Des ministres aux gestionnaires d’entreprises publiques en passant par des membres de la Céni, ces personnalités politiques n’ont pas échappé à la censure de ces deux organisations. Pour ces deux ONG, des anciens Premiers ministres comme Augustin Matata Ponyo et Adolphe Muzito, des ministres comme Tryphon Kin Kiey Mulumba ou encore des gestionnaires de projet à l’instar de Moïse Ekanga pourraient nuire au pays si jamais on leur confie de nouvelles responsabilités d’Etat.

Alors que le Premier ministre continue de faire des consultations en vue de la formation de son gouvernement, la société civile met en garde.

Pour la Ligue congolaise de lutte contre la corruption, c’est une question de principe. La bonne gouvernance et les antécédents de certaines personnalités politiques ne font pas bon ménage.

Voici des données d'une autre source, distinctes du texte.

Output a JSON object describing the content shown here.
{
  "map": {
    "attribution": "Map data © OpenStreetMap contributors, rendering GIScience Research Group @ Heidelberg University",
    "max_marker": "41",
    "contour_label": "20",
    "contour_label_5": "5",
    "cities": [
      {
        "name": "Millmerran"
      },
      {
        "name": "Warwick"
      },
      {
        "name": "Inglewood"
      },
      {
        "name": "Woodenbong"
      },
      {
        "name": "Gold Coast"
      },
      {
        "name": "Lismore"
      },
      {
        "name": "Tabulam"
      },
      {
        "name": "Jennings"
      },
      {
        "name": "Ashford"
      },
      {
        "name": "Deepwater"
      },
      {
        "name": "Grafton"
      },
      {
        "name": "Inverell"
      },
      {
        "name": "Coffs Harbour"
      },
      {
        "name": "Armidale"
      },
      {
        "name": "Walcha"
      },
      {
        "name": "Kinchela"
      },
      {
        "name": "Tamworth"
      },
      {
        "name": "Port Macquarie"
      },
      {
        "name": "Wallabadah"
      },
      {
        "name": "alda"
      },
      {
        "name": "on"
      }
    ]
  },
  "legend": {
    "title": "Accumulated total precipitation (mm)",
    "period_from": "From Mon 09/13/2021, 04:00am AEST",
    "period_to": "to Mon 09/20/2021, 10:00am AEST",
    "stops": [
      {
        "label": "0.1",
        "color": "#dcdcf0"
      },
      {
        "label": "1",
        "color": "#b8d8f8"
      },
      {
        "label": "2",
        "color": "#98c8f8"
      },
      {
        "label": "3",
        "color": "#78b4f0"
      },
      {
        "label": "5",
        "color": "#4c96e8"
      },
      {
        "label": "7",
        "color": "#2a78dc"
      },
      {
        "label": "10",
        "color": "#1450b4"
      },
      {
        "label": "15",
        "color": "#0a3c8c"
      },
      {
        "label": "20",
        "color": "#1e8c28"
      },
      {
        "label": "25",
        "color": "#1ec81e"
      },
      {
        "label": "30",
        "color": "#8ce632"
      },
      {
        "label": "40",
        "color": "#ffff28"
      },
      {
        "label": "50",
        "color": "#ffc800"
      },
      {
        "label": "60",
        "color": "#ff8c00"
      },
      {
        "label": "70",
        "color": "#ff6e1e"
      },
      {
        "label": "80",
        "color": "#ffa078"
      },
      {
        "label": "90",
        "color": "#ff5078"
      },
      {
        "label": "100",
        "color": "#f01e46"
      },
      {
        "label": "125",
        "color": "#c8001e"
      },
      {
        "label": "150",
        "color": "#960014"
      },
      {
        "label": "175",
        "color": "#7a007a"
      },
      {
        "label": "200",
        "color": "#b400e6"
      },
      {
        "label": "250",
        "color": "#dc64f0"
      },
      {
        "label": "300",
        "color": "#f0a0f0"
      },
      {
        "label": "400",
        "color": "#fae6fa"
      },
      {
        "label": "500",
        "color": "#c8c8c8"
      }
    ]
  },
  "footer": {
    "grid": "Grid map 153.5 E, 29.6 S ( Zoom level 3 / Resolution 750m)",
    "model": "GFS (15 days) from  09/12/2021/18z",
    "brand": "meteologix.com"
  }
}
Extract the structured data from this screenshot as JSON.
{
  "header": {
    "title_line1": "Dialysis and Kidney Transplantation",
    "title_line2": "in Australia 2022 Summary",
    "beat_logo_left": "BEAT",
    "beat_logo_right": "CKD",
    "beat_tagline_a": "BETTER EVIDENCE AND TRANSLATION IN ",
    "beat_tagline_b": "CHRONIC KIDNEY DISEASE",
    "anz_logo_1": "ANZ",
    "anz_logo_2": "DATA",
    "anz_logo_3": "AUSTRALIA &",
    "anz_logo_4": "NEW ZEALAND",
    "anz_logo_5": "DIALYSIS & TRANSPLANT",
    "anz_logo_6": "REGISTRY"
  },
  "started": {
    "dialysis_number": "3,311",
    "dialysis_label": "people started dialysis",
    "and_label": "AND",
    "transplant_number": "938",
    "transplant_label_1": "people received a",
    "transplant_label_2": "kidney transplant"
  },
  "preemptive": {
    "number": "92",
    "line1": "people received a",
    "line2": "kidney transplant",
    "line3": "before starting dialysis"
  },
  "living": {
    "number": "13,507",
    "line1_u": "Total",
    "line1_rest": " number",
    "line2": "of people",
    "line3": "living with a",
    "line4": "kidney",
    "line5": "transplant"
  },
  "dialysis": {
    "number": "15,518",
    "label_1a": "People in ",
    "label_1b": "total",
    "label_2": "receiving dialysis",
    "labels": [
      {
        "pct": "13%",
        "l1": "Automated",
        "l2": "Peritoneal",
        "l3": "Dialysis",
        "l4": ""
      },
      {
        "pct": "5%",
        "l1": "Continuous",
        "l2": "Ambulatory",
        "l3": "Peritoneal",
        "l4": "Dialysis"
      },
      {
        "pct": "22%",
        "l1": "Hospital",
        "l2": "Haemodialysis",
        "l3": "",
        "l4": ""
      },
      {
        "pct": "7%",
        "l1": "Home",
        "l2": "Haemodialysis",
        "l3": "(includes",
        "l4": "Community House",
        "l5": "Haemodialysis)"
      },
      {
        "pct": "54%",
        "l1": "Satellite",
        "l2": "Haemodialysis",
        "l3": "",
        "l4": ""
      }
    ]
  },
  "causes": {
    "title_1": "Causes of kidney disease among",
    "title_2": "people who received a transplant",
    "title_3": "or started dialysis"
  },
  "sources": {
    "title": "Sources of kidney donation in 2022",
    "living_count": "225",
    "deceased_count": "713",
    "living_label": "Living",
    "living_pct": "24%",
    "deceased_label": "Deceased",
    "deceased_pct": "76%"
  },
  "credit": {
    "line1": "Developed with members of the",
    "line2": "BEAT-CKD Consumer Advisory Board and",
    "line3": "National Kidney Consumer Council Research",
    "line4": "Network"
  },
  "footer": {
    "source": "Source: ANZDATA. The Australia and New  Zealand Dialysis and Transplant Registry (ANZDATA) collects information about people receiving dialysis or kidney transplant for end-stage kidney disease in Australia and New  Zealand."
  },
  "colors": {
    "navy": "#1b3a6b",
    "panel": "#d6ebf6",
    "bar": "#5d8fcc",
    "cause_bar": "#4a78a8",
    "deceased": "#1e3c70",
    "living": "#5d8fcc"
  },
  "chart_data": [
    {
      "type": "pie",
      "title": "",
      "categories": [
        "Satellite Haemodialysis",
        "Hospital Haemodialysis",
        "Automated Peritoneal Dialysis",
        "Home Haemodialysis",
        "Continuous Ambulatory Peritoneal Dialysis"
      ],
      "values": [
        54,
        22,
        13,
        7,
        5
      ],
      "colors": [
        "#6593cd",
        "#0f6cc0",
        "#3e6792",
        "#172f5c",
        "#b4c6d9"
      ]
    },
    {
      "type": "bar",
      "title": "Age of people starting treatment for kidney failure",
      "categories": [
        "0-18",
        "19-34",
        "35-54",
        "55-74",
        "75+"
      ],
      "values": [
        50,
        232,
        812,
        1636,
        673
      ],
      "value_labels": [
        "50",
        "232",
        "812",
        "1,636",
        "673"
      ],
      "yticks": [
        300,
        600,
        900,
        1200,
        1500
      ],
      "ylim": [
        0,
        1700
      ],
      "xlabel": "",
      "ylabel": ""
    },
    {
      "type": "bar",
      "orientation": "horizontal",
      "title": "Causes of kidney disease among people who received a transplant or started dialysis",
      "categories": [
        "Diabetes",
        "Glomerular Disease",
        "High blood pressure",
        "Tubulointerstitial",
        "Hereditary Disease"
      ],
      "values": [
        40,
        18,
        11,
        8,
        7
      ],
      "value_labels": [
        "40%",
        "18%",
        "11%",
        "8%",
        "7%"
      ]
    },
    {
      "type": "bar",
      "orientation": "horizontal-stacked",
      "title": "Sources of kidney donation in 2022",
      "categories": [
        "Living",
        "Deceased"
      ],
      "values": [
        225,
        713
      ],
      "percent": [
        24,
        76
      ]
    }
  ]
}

Ainsi, pour un réel changement dans la gestion du pays, un grand ménage dans l’équipe gouvernementale s’impose.

« Ça serait une honte s’il recourait encore aux personnes qui ont mal géré pour leur donner des responsabilités politiques. Ça serait vraiment un mauvais signal envoyé à la population, aux partenaires. Ça nuirait même au gouvernement de Tschisekedi », prévient Ernest Mparoro, président de la Licoco, dans des propos rapportés par Rfi Afrique.